Supercomputing, HPE says, already plays a key role in the search for a COVID-19 vaccine as well as in extreme weather prediction. “Using supercomputers, for example, forecasters can do a far better job of predicting where a hurricane will hit land―from within 200 miles 50 years ago to just 50 miles today. With exascale speed, future models will produce even greater accuracy and do so faster, saving lives and limiting economic losses as the world confronts the effects of climate change,” says Dr. Eng Lim Goh, senior vice president and CTO for AI at HPE.

Exascale Shift

The U.S. Department of Energy (DOE) plans to roll out three new exascale systems over the next three years:

  • Aurora at Argonne National Laboratory and Argonne Leadership Computing Facility (ALCF)
  • Frontier at Oak Ridge National Laboratory (ORNL)
  • El Capitan at Lawrence Livermore National Laboratory (LLNL)

LLNL’s Jeremy Thomas describes the power of exascale this way: 

Exascale is a full 10x order of magnitude more powerful than today’s fastest supercomputers. To put this in perspective, a supercomputer running at one exaflop [or one quintillion computing operations per second] is about a million times more powerful than your typical laptop. At more than 2 exaflops, LLNL’s El Capitan will be faster than the top 100 supercomputers that currently exist in the world—combined.

Modern supercomputing, according to HPE, “relies heavily on technology that allows the millions of the processor cores involved in a single system to be interconnected and effectively communicate.” Rick Stevens, leader of Argonne's Exascale Computing Initiative, explains how the shift to exascale-level capability came about:

One of the things that's helped to drive exascale is the shift from CPUs to GPUs, which has been accompanied by a dramatic improvement in high-bandwidth memory.
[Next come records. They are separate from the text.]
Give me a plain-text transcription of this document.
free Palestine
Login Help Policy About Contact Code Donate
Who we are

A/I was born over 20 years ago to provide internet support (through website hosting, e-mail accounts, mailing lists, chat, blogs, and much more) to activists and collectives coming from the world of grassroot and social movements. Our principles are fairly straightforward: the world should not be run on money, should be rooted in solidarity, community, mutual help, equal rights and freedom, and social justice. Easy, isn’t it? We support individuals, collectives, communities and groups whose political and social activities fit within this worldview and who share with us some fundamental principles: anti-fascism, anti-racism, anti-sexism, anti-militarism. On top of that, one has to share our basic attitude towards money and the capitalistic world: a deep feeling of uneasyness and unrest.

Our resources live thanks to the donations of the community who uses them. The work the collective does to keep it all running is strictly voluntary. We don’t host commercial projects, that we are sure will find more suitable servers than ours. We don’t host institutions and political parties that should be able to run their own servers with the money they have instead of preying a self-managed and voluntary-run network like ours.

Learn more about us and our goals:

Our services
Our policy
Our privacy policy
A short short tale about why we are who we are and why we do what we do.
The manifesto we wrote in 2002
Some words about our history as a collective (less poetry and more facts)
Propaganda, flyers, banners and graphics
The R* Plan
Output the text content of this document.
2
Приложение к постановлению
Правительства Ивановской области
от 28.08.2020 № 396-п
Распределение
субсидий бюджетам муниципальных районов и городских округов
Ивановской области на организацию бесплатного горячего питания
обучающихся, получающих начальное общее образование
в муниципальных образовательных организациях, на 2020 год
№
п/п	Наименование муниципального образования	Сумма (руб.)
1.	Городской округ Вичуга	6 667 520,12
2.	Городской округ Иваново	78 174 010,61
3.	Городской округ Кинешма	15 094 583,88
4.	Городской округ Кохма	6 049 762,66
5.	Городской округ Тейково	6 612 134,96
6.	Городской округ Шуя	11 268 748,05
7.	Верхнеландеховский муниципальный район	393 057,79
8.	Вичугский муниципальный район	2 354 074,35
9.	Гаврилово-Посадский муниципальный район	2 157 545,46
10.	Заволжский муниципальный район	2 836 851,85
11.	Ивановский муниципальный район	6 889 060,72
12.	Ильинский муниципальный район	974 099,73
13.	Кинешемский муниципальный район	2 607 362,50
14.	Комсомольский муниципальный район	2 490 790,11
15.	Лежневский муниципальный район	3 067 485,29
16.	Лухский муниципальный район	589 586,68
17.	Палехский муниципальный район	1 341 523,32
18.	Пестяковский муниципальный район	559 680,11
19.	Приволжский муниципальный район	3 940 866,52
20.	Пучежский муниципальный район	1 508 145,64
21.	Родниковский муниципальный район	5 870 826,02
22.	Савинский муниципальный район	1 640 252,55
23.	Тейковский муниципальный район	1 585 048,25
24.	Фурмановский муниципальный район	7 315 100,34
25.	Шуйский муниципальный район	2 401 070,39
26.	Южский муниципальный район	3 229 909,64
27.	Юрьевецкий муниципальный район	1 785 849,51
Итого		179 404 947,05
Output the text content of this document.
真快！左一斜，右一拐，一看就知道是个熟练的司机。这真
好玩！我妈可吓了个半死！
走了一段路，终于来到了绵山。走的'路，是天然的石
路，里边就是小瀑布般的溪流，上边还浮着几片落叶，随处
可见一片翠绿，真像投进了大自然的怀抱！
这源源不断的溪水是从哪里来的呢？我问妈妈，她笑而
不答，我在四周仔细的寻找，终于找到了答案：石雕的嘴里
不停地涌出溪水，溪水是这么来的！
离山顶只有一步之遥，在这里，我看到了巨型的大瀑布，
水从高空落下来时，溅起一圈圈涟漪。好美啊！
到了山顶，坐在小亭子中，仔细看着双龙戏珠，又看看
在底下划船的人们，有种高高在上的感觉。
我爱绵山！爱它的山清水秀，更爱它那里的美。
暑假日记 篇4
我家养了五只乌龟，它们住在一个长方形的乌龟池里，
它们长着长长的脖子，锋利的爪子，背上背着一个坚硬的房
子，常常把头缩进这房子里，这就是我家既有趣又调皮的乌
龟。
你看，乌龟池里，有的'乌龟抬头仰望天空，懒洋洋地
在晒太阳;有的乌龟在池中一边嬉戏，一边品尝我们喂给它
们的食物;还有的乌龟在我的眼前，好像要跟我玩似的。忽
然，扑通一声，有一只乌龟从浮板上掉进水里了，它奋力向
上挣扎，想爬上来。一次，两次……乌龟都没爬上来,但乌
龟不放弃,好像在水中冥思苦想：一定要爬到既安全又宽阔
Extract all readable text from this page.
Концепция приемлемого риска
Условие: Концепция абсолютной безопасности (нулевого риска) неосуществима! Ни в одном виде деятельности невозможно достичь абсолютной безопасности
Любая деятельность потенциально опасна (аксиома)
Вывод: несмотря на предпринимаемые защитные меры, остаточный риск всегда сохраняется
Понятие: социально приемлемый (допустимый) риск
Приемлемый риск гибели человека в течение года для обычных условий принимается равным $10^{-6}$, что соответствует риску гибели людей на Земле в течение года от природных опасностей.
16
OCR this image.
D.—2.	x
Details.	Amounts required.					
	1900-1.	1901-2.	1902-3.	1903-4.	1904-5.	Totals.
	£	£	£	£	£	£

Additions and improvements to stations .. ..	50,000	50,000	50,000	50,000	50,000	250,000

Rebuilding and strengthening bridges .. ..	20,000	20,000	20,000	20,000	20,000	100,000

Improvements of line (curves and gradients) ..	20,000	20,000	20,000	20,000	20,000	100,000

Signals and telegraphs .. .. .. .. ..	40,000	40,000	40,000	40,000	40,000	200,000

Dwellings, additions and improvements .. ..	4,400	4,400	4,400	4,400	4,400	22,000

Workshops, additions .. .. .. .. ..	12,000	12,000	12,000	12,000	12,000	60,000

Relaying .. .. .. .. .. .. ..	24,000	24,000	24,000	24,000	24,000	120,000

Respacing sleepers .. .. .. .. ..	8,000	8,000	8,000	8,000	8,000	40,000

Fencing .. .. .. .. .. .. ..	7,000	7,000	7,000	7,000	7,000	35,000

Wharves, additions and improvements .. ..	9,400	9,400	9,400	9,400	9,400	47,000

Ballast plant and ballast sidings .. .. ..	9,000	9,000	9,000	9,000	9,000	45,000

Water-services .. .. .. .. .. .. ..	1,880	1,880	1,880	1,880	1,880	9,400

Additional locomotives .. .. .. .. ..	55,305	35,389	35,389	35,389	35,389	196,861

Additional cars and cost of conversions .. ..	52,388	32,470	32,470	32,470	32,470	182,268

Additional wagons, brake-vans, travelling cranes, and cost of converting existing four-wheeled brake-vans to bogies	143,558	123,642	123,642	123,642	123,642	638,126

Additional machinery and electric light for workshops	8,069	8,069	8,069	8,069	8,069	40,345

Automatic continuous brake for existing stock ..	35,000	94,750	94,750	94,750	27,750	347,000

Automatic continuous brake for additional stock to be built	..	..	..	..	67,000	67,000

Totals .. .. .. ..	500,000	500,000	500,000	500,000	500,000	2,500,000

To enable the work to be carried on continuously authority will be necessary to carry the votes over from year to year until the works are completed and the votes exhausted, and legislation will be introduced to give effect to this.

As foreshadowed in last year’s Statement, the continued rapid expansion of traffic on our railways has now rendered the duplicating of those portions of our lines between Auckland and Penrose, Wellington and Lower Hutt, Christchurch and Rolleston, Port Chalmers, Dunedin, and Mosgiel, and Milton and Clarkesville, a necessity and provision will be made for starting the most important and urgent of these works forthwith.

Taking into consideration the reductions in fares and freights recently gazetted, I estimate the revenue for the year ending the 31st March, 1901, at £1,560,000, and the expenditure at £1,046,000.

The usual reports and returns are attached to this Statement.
If we'd tried to power the level of computing GPUs provide with normal memory, it wouldn't work. Exascale systems have a much higher ratio of compute capability relative to memory and bandwidth.

Challenges and Applications

Stevens describes three major challenges that had to be overcome on the road to exascale, including:

  • Power consumption: With the components available 10 years ago, an exascale system would have required a gigawatt of power costing US$1 billion per year, meaning more energy-efficient electronics had to be developed.
  • Scale: The system uses close to a hundred thousand GPUs, each of which has tens of billions of transistors cycling a billion times a second. Until recently, he says, getting to that many computational elements was impossible.
  • Reliability: A system involving hundreds of thousands of electronic components means redundancy and fault tolerance must be built in to keep it working when parts fail.

At the same time, Stevens notes, planning for exascale meant addressing the gap between building the hardware and having the software available to run on it. He likens this effort to “building an airplane while you're trying to fly it, while at the same time you're also building the aircraft carrier where it's going to land.” To address the issue, the DOE created the ECP in 2016 to build exascale-capable applications. 

The ECP is developing an expanded and vertically integrated software stack “to include advanced mathematical libraries and frameworks, extreme-scale programming environments and tools, and visualization libraries,” according to an article at The Royal Society. This investment in software libraries and tools, Stevens says, will make it much easier to build new exascale applications.

These applications, The Royal Society article states, encompass broad-ranging areas including:

  • Chemistry and materials
  • Energy production and transmission
  • Earth and space science
  • Data analytics and optimization
  • National security 

Backed by the power of exascale, such applications will lead to major advancements in understanding and have a profound impact on our future.